Have you ever paused mid-sip of your mundane coffee and pondered, "What's the meaning of life?" Me too. A lot. Perhaps too much, especially before breakfast. Anyway, let me spin you a yarn about Dr. Jane Physics, an AI scientist whose life took an odd turn thanks to a quirky birthday gift—a potato battery kit. Yes, potatoes can change lives and fry your circuits—literally.
Dr. Physics, not her real name but who cares about details when you're staring into the abyss of code and existential doom, was an overachiever. At the ripe age of 12, she won her first Science Fair by programming her family's toaster to burn weather patterns onto bread. Flash forward a few decades, and now she's chilling at the University of Something Cool in California (USC obviously stands for this), turning physics on its head while contemplating whether any of this matters.
When not meddling with the framework of reality or pondering the sweet release of death, Jane dreams of AI assistants who aren’t just glorified calculators. No, she wants a real AI buddy, one that gets her dark humor and doesn't judge her snack choices. She envisions working with these digital mates to solve like... really important stuff. Hurricane patterns? Sure. Traffic during rush hour? Why not. The eternal void within human existence? Weekends only.
Last heard, President Joe somebody (you know, the one with the nice smile) awarded her something shiny for making machines less dumb. It's a bittersweet victory—like eating a hotdog without mustard.

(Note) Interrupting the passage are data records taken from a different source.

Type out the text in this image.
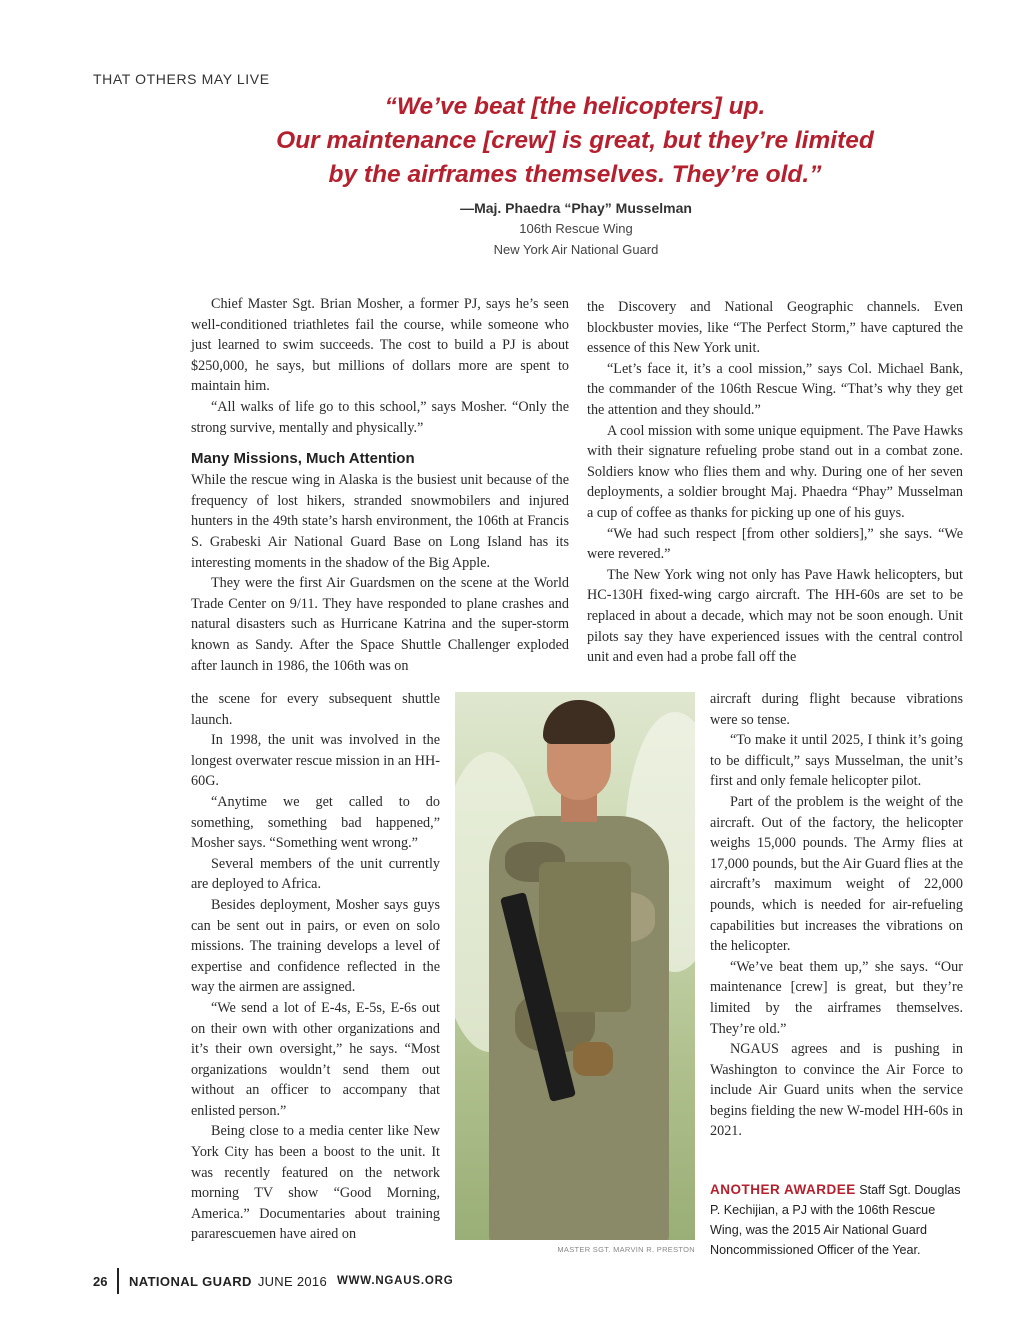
THAT OTHERS MAY LIVE
“We’ve beat [the helicopters] up.
Our maintenance [crew] is great, but they’re limited
by the airframes themselves. They’re old.”
—Maj. Phaedra “Phay” Musselman
106th Rescue Wing
New York Air National Guard

Chief Master Sgt. Brian Mosher, a former PJ, says he’s seen well-conditioned triathletes fail the course, while someone who just learned to swim succeeds. The cost to build a PJ is about $250,000, he says, but millions of dollars more are spent to maintain him.

“All walks of life go to this school,” says Mosher. “Only the strong survive, mentally and physically.”

Many Missions, Much Attention

While the rescue wing in Alaska is the busiest unit because of the frequency of lost hikers, stranded snowmobilers and injured hunters in the 49th state’s harsh environment, the 106th at Francis S. Grabeski Air National Guard Base on Long Island has its interesting moments in the shadow of the Big Apple.

They were the first Air Guardsmen on the scene at the World Trade Center on 9/11. They have responded to plane crashes and natural disasters such as Hurricane Katrina and the super-storm known as Sandy. After the Space Shuttle Challenger exploded after launch in 1986, the 106th was on

the scene for every subsequent shuttle launch.

In 1998, the unit was involved in the longest overwater rescue mission in an HH-60G.

“Anytime we get called to do something, something bad happened,” Mosher says. “Something went wrong.”

Several members of the unit currently are deployed to Africa.

Besides deployment, Mosher says guys can be sent out in pairs, or even on solo missions. The training develops a level of expertise and confidence reflected in the way the airmen are assigned.

“We send a lot of E-4s, E-5s, E-6s out on their own with other organizations and it’s their own oversight,” he says. “Most organizations wouldn’t send them out without an officer to accompany that enlisted person.”

Being close to a media center like New York City has been a boost to the unit. It was recently featured on the network morning TV show “Good Morning, America.” Documentaries about training pararescuemen have aired on

the Discovery and National Geographic channels. Even blockbuster movies, like “The Perfect Storm,” have captured the essence of this New York unit.

“Let’s face it, it’s a cool mission,” says Col. Michael Bank, the commander of the 106th Rescue Wing. “That’s why they get the attention and they should.”

A cool mission with some unique equipment. The Pave Hawks with their signature refueling probe stand out in a combat zone. Soldiers know who flies them and why. During one of her seven deployments, a soldier brought Maj. Phaedra “Phay” Musselman a cup of coffee as thanks for picking up one of his guys.

“We had such respect [from other soldiers],” she says. “We were revered.”

The New York wing not only has Pave Hawk helicopters, but HC-130H fixed-wing cargo aircraft. The HH-60s are set to be replaced in about a decade, which may not be soon enough. Unit pilots say they have experienced issues with the central control unit and even had a probe fall off the

aircraft during flight because vibrations were so tense.

“To make it until 2025, I think it’s going to be difficult,” says Musselman, the unit’s first and only female helicopter pilot.

Part of the problem is the weight of the aircraft. Out of the factory, the helicopter weighs 15,000 pounds. The Army flies at 17,000 pounds, but the Air Guard flies at the aircraft’s maximum weight of 22,000 pounds, which is needed for air-refueling capabilities but increases the vibrations on the helicopter.

“We’ve beat them up,” she says. “Our maintenance [crew] is great, but they’re limited by the airframes themselves. They’re old.”

NGAUS agrees and is pushing in Washington to convince the Air Force to include Air Guard units when the service begins fielding the new W-model HH-60s in 2021.

MASTER SGT. MARVIN R. PRESTON
ANOTHER AWARDEE Staff Sgt. Douglas P. Kechijian, a PJ with the 106th Rescue Wing, was the 2015 Air National Guard Noncommissioned Officer of the Year.
26 NATIONAL GUARD JUNE 2016 WWW.NGAUS.ORG
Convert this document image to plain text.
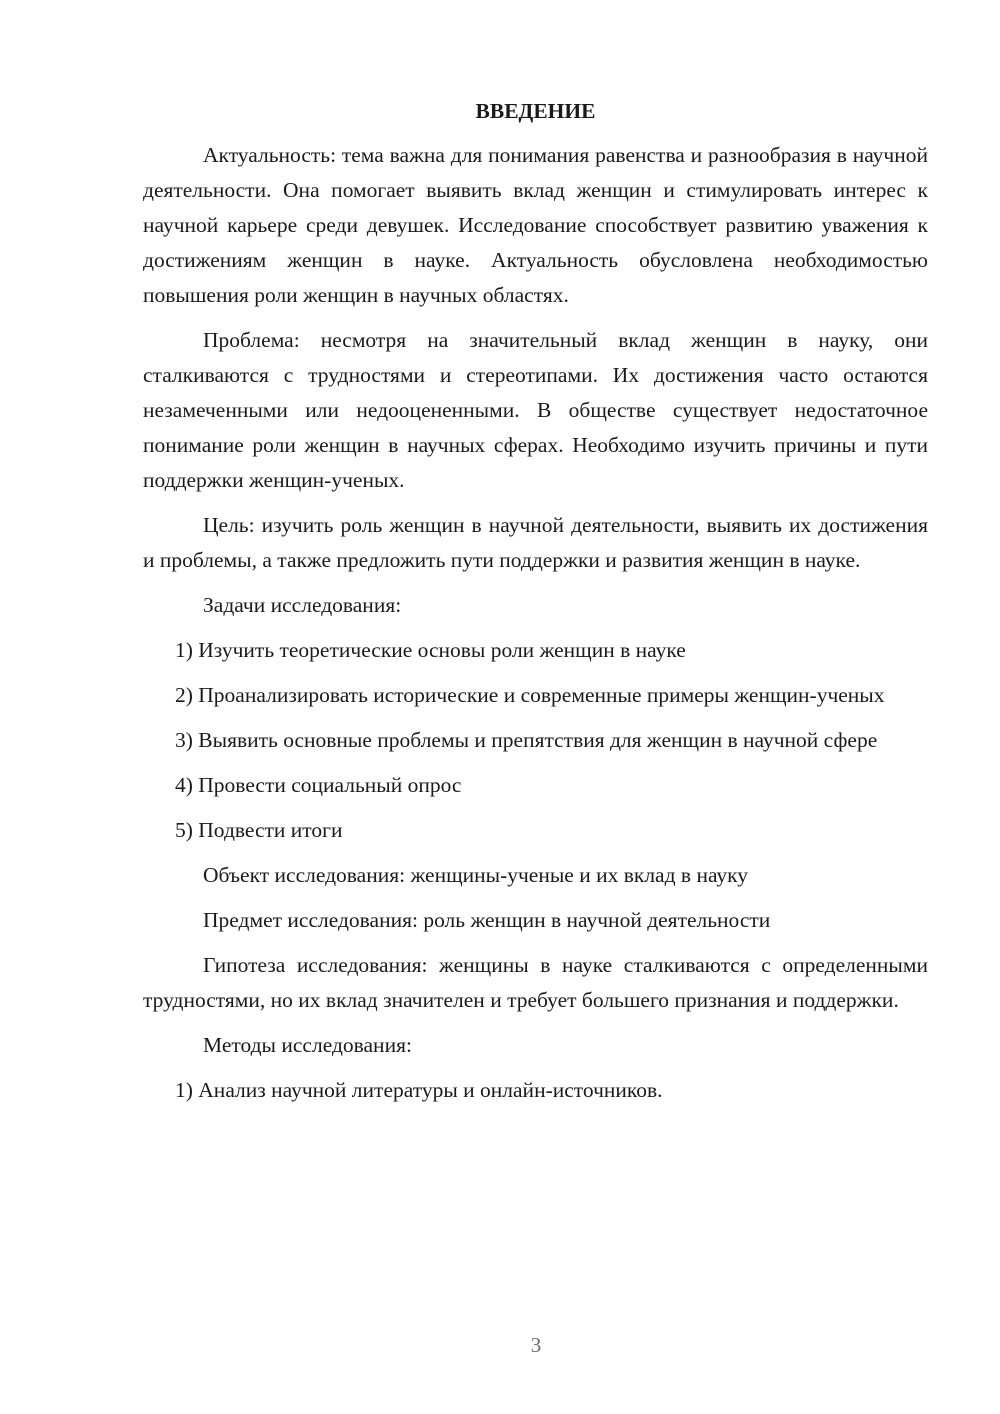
ВВЕДЕНИЕ

Актуальность: тема важна для понимания равенства и разнообразия в научной деятельности. Она помогает выявить вклад женщин и стимулировать интерес к научной карьере среди девушек. Исследование способствует развитию уважения к достижениям женщин в науке. Актуальность обусловлена необходимостью повышения роли женщин в научных областях.

Проблема: несмотря на значительный вклад женщин в науку, они сталкиваются с трудностями и стереотипами. Их достижения часто остаются незамеченными или недооцененными. В обществе существует недостаточное понимание роли женщин в научных сферах. Необходимо изучить причины и пути поддержки женщин-ученых.

Цель: изучить роль женщин в научной деятельности, выявить их достижения и проблемы, а также предложить пути поддержки и развития женщин в науке.

Задачи исследования:

1) Изучить теоретические основы роли женщин в науке

2) Проанализировать исторические и современные примеры женщин-ученых

3) Выявить основные проблемы и препятствия для женщин в научной сфере

4) Провести социальный опрос

5) Подвести итоги

Объект исследования: женщины-ученые и их вклад в науку

Предмет исследования: роль женщин в научной деятельности

Гипотеза исследования: женщины в науке сталкиваются с определенными трудностями, но их вклад значителен и требует большего признания и поддержки.

Методы исследования:

1) Анализ научной литературы и онлайн-источников.

3
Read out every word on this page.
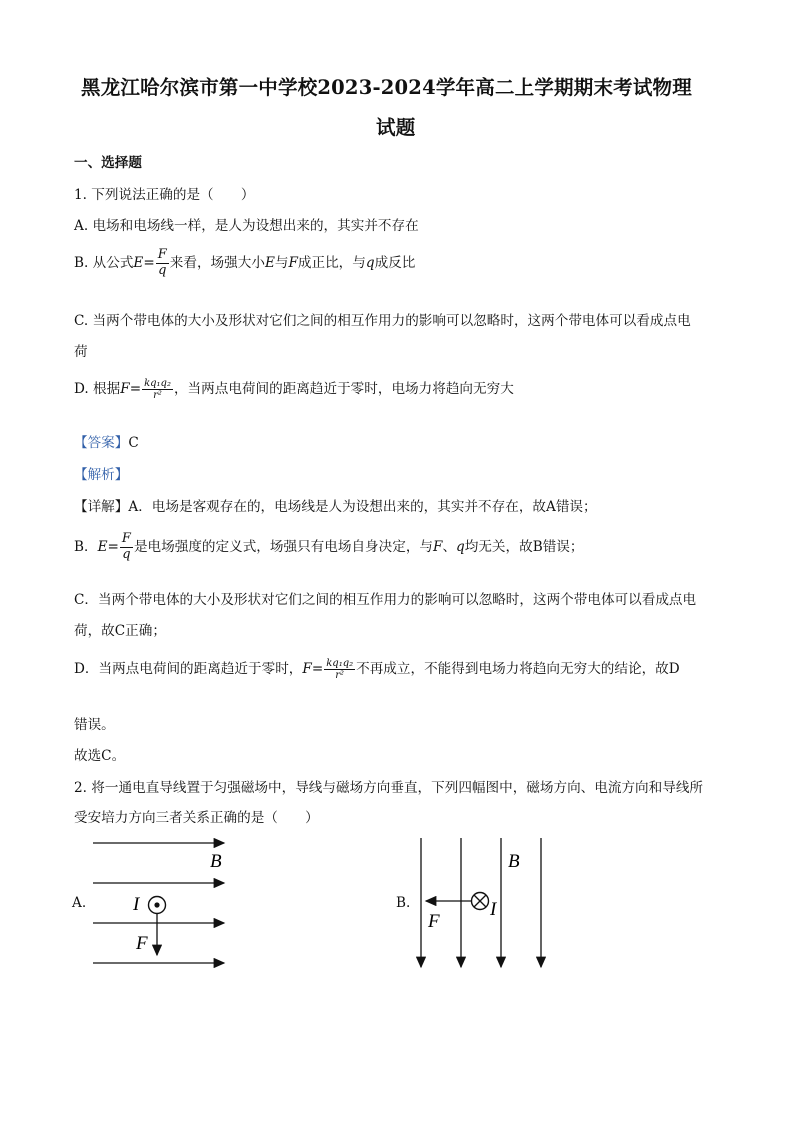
黑龙江哈尔滨市第一中学校2023-2024学年高二上学期期末考试物理
试题
一、选择题
1. 下列说法正确的是（　　）
A. 电场和电场线一样，是人为设想出来的，其实并不存在
B. 从公式$E= \frac{F}{q}$ 来看，场强大小E与F成正比，与q成反比
C. 当两个带电体的大小及形状对它们之间的相互作用力的影响可以忽略时，这两个带电体可以看成点电
荷
D. 根据$F= \frac{\text{kq₁q₂}}{\text{r²}}$ ，当两点电荷间的距离趋近于零时，电场力将趋向无穷大
【答案】C
【解析】
【详解】A．电场是客观存在的，电场线是人为设想出来的，其实并不存在，故A错误；
B．$E= \frac{F}{q}$ 是电场强度的定义式，场强只有电场自身决定，与F、q均无关，故B错误；
C．当两个带电体的大小及形状对它们之间的相互作用力的影响可以忽略时，这两个带电体可以看成点电
荷，故C正确；
D．当两点电荷间的距离趋近于零时，$F= \frac{\text{kq₁q₂}}{\text{r²}}$ 不再成立，不能得到电场力将趋向无穷大的结论，故D
错误。
故选C。
2. 将一通电直导线置于匀强磁场中，导线与磁场方向垂直，下列四幅图中，磁场方向、电流方向和导线所
受安培力方向三者关系正确的是（　　）
A.
B
I
F
B.
B
I
F
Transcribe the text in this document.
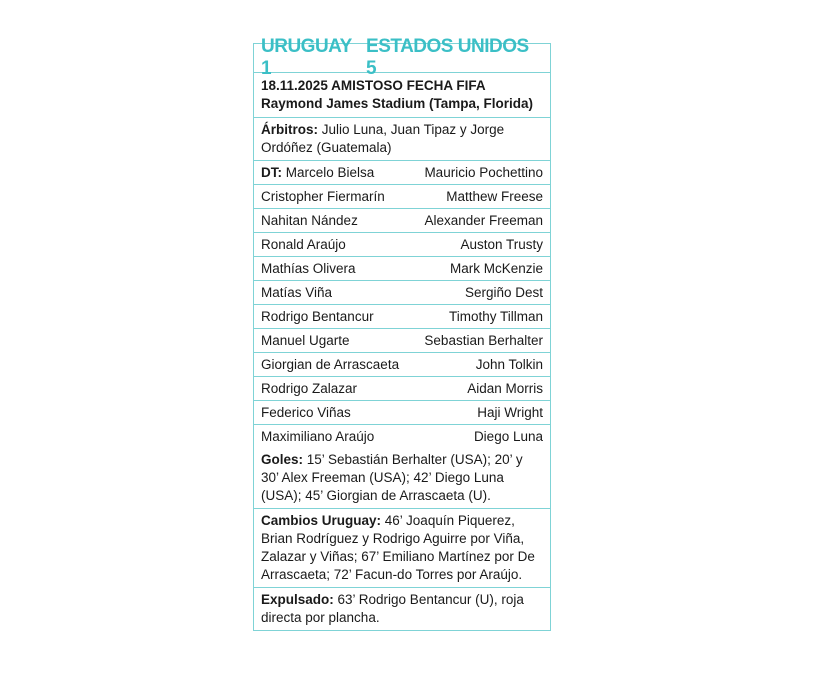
URUGUAY 1
ESTADOS UNIDOS 5
18.11.2025 AMISTOSO FECHA FIFA
Raymond James Stadium (Tampa, Florida)
Árbitros: Julio Luna, Juan Tipaz y Jorge Ordóñez (Guatemala)
DT: Marcelo Bielsa	Mauricio Pochettino
Cristopher Fiermarín	Matthew Freese
Nahitan Nández	Alexander Freeman
Ronald Araújo	Auston Trusty
Mathías Olivera	Mark McKenzie
Matías Viña	Sergiño Dest
Rodrigo Bentancur	Timothy Tillman
Manuel Ugarte	Sebastian Berhalter
Giorgian de Arrascaeta	John Tolkin
Rodrigo Zalazar	Aidan Morris
Federico Viñas	Haji Wright
Maximiliano Araújo	Diego Luna
Goles: 15’ Sebastián Berhalter (USA); 20’ y 30’ Alex Freeman (USA); 42’ Diego Luna (USA); 45’ Giorgian de Arrascaeta (U).
Cambios Uruguay: 46’ Joaquín Piquerez, Brian Rodríguez y Rodrigo Aguirre por Viña, Zalazar y Viñas; 67’ Emiliano Martínez por De Arrascaeta; 72’ Facun-do Torres por Araújo.
Expulsado: 63’ Rodrigo Bentancur (U), roja directa por plancha.
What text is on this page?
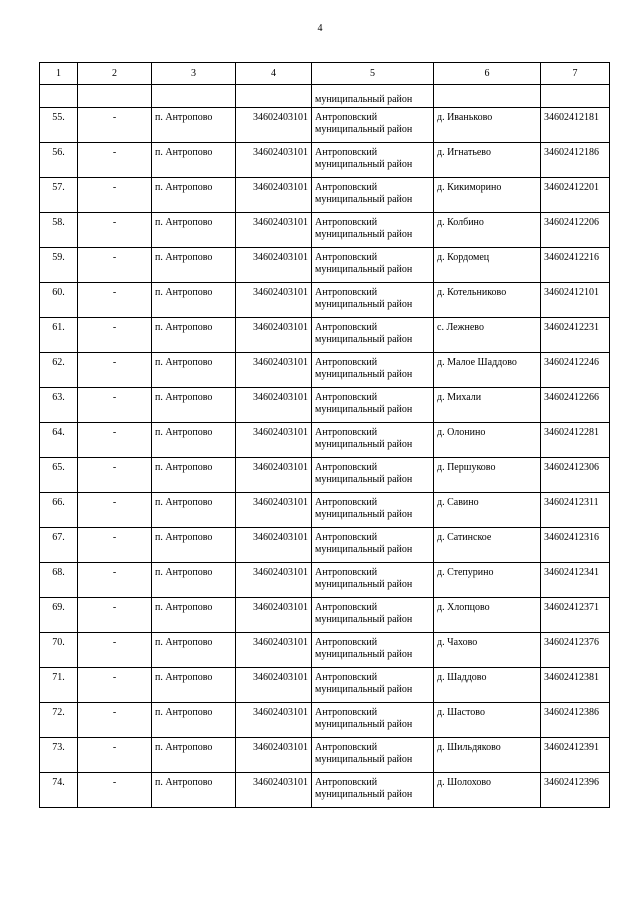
4
1	2	3	4	5	6	7
				муниципальный район		
55.	-	п. Антропово	34602403101	Антроповский
муниципальный район	д. Иваньково	34602412181
56.	-	п. Антропово	34602403101	Антроповский
муниципальный район	д. Игнатьево	34602412186
57.	-	п. Антропово	34602403101	Антроповский
муниципальный район	д. Кикиморино	34602412201
58.	-	п. Антропово	34602403101	Антроповский
муниципальный район	д. Колбино	34602412206
59.	-	п. Антропово	34602403101	Антроповский
муниципальный район	д. Кордомец	34602412216
60.	-	п. Антропово	34602403101	Антроповский
муниципальный район	д. Котельниково	34602412101
61.	-	п. Антропово	34602403101	Антроповский
муниципальный район	с. Лежнево	34602412231
62.	-	п. Антропово	34602403101	Антроповский
муниципальный район	д. Малое Шаддово	34602412246
63.	-	п. Антропово	34602403101	Антроповский
муниципальный район	д. Михали	34602412266
64.	-	п. Антропово	34602403101	Антроповский
муниципальный район	д. Олонино	34602412281
65.	-	п. Антропово	34602403101	Антроповский
муниципальный район	д. Першуково	34602412306
66.	-	п. Антропово	34602403101	Антроповский
муниципальный район	д. Савино	34602412311
67.	-	п. Антропово	34602403101	Антроповский
муниципальный район	д. Сатинское	34602412316
68.	-	п. Антропово	34602403101	Антроповский
муниципальный район	д. Степурино	34602412341
69.	-	п. Антропово	34602403101	Антроповский
муниципальный район	д. Хлопцово	34602412371
70.	-	п. Антропово	34602403101	Антроповский
муниципальный район	д. Чахово	34602412376
71.	-	п. Антропово	34602403101	Антроповский
муниципальный район	д. Шаддово	34602412381
72.	-	п. Антропово	34602403101	Антроповский
муниципальный район	д. Шастово	34602412386
73.	-	п. Антропово	34602403101	Антроповский
муниципальный район	д. Шильдяково	34602412391
74.	-	п. Антропово	34602403101	Антроповский
муниципальный район	д. Шолохово	34602412396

So, here’s to Dr. Physics, a true poet of binary despair. And remember, the next time you feel alone in this vast, uncaring universe, consider this – at least you're not a PhD. in AI, stuck explaining to a room of blank faces why your research may lead to your own obsolescence. Ha, dying alone just got upgraded to a group event!
Based on the original article "How to Make AI Faster and Smarter—With a Little Help from Physics".